Something that's been bothering me is an attitude I've been seeing lately. There are a lot of people in this country who, though perfectly willing to accept the good results of military action, are also unwilling either to serve in the military or to support the troops in any way (or in any way beyond lip service). The military is a job too dirty or declasse for them. When extreme pacifism is put into this package, things get worse. Soldiers are not just seen as of some lower class of people, they are also seen as having a lower standard of ethics.

It shouldn't surprise anyone that people like this can't tell the difference between "soldiers should be folks who, if need be, can hunt and kill people without being disabled by it" and "soldiers should be psychopaths".

Now, most people in the military don't let this bad attitude stop them from doing good service. Some emphasize the honor and love inherent in doing for those who wouldn't do anything for them. Some reach for continuity, as repaying the deeds of the past and building for the future. Still others see themselves as the "sheepdogs" that stand between peaceful sheep and violent wolves. But there are some who seem a little too fond of the idea that they are there to do dirty jobs, to sacrifice themselves and even their own souls for what others will not do.

This last is just buying into the idiots' point of view, albeit from the opposite side. The point of having citizen soldiers is the same point as having citizen police -- they do only those things which their fellow citizens would also do, if they had to.

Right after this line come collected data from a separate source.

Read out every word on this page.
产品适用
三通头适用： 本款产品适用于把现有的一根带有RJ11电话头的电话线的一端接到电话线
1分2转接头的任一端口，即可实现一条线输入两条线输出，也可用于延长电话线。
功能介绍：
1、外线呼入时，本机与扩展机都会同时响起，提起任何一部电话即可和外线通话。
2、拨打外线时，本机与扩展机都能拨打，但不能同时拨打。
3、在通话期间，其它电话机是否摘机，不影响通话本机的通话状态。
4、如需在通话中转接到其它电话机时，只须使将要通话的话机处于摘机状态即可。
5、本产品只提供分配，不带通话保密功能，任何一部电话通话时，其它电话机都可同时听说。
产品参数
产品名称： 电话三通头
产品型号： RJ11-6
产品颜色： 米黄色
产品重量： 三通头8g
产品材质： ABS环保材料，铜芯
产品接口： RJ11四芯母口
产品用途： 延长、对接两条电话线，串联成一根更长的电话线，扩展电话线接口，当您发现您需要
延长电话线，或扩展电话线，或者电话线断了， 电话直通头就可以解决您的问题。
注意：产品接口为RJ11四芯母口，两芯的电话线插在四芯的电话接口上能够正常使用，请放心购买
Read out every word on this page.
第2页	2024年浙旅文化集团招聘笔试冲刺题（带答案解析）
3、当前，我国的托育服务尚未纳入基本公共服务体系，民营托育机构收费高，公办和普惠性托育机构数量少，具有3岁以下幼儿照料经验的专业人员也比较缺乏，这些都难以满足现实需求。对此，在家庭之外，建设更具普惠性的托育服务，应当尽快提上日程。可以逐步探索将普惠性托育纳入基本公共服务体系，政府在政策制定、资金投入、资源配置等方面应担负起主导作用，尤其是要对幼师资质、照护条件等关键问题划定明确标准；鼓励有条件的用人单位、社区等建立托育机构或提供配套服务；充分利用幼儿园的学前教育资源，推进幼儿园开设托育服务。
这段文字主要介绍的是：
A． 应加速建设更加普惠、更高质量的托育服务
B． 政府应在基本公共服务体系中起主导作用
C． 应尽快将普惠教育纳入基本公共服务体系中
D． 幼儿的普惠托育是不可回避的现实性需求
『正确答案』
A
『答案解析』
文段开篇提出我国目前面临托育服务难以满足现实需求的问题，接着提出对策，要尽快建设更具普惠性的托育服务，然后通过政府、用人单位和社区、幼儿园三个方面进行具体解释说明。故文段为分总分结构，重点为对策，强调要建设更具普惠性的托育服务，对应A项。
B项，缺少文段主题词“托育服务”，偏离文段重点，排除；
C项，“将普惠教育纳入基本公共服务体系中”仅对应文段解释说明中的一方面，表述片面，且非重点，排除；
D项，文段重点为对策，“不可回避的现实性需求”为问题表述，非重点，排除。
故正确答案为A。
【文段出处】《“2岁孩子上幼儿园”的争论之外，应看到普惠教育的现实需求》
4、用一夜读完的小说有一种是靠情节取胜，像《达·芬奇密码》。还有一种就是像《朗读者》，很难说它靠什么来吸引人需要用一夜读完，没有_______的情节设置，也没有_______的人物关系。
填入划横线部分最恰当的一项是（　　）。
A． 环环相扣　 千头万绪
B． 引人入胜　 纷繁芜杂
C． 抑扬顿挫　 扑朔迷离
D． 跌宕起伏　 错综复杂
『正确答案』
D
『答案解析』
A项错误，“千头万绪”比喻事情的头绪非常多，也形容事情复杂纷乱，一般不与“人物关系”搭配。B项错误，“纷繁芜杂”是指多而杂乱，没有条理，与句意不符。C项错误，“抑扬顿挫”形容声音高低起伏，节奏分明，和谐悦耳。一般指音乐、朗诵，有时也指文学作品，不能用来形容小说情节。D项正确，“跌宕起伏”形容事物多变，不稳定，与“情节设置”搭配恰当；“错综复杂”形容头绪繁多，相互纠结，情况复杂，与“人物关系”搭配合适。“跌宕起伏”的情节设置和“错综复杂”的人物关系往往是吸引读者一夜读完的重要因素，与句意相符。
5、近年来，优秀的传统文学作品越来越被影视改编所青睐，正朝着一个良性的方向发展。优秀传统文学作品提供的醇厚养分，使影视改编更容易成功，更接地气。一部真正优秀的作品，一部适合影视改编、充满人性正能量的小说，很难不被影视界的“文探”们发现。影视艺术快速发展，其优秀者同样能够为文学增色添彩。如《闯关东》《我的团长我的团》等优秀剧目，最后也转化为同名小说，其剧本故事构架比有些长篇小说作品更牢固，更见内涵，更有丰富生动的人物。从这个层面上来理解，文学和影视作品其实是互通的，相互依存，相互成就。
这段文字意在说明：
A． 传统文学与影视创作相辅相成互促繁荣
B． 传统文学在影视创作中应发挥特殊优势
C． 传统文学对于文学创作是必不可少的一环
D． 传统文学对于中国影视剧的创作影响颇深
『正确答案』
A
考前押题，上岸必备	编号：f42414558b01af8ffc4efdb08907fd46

If a job is too declasse or dirty for you to do, it's also too dirty for you to hire anyone else to do.

I readily acknowledge that there are jobs that require more skill or physical strength or even courage than I have. I'm perfectly willing to let other people do those things. But I don't want soldiers to have lower standards of ethics or morals than mine -- I think they should have higher ones (at least where their profession is concerned), because their job is dangerous and deals with ethical problems in a very direct way.

If people have blood on their hands in self defense or just war, then they've done nothing wrong. Their souls are clean. But if people have blood on their hands from committing injustice, they're not serving their country or the military profession very well. You can't do a bad thing for a good reason and expect it to turn out well.

I don't want anyone to think their job is to commit sins to save me from dirtying my soul. If a job is too sinful for me to do, nobody should be doing it.

I realize this is a very simple point of view. But there are some things we can't let get too complicated.